看着董琳欲言又止的样子,加深蔡琰的疑虑。
“琰姐姐。”
“摁?”
“我突然很担心父亲,虽说现在天下太平,但我有一股感觉,这种太平的日子怕是不会延续下去了。”董琳担忧道。
蔡琰没有接话,若有所思的点点头。
“我也是有这种感觉,最近听朱升在讲,此次大将军欲征召天下诸侯入京讨贼,我当时想想这本不是一件坏事啊,但为什么朱升一说完,心情却是很沉重呢?”蔡琰心想道。
两人坐在车内,带着不一样的心思度过了这一段路程。
赶了一个多月的路程,朱升等人总算回到许县,这让众人顿时松了一口气,可朱升却丝毫没有一丝放松的意味。
“少将军!”
“老韩!义父在哪?”一看到韩忠,朱升立即上前问道。
韩忠一听,神情很激动地说:“少将军,你回来太晚了,主公他出事了!”
一听到这消息,朱升脑袋嗡嗡直响,整个人从马背上倒下去。
“老韩,你快说,这到底发生了什么事?”醒来的朱升,神色相当迫切地问着韩忠。
“在少将军回来的这段时间,主公奉旨前往洛阳讨贼,起初很顺利,但直到十常侍被剿灭之后,此时洛阳来了一个不速之客,将主公召进去,不料主公一进城,却是被夺权夺兵,现在已被关入大牢。”

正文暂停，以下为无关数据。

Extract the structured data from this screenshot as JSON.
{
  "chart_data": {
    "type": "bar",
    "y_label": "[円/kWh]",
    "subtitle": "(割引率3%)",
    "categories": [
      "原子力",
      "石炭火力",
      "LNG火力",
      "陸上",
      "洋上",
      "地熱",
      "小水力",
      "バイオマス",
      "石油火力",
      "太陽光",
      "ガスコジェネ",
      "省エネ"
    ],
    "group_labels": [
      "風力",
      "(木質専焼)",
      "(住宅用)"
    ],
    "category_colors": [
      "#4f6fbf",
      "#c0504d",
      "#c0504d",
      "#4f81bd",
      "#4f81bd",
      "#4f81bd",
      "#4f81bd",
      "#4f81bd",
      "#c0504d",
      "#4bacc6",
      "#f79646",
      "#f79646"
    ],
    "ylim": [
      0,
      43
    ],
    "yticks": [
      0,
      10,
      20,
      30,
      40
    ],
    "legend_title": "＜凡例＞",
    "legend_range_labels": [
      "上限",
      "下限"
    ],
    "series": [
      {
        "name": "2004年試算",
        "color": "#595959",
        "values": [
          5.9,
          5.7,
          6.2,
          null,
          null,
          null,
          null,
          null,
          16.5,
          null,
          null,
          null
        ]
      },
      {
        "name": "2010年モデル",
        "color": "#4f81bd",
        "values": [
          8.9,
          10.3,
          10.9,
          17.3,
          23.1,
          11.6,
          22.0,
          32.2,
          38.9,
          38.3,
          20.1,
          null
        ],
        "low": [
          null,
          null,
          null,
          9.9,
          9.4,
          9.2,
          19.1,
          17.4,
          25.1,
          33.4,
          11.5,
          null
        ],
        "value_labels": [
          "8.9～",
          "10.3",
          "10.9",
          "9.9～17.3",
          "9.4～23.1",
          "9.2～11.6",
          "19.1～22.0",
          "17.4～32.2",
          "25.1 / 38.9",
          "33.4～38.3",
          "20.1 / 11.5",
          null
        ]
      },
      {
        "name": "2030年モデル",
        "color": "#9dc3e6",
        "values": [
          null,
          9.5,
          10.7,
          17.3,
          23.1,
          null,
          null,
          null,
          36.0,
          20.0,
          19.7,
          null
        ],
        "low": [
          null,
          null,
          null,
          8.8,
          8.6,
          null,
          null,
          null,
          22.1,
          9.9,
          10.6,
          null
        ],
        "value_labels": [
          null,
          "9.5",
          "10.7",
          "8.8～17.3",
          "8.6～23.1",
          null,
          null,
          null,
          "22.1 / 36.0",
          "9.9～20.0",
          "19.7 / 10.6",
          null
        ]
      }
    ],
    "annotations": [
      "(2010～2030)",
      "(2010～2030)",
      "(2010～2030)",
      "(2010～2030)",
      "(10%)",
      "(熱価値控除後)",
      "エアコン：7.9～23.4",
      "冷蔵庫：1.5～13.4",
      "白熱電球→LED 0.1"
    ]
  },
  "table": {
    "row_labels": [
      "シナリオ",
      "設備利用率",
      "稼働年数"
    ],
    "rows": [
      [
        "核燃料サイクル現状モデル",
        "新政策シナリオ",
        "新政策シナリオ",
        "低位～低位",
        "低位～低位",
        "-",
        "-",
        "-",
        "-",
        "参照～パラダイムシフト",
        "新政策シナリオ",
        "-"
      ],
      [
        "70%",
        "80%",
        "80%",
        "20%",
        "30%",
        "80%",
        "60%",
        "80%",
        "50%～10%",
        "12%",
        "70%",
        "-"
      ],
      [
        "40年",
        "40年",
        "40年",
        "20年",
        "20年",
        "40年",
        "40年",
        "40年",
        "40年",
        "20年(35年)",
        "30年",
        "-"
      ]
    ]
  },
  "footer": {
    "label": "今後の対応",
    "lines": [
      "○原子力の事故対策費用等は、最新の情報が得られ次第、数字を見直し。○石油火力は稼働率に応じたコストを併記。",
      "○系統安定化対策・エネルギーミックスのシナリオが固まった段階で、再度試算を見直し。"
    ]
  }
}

朱升一听,心中忽然升起一股不安的感觉,只是他还是问了一句:“不速之客?是谁?”
韩忠顿了顿,说:“西凉─董卓。”
“果然是他。”朱升心中想着。
按照历史上的走向,黄巾之乱平定不到一年,先是发生十常侍与何进的争斗,最后董卓入京勤王,一系列的暴政,让天下陷入无止境的灾祸之中。
“老韩,如今豫州兵马状况为何?”在听完韩忠的情形后,朱升大概整理一下思绪,说。
“扣除主公带出去的三千苍狼骑、二千汉卫营,现在豫州兵马共七万,汉卫营四万、苍狼飞鹰两部各三万。”韩忠说。
“黄忠、韩忠听令,着你们为汉卫营统领,各领两万;陆羽、潘凤听令,着你们为苍狼骑统领,各领一万五千;孙仲听令,着你为飞鹰骑副统领,领一万五千,麴义听令,着你为先登死士统领,全军交你负责。”朱升点点头,随即向众人施达命令。
“众人加紧军备,我预计一场大仗即将到来,做好准备!”
“遵旨!”众人拱起手,大声说道。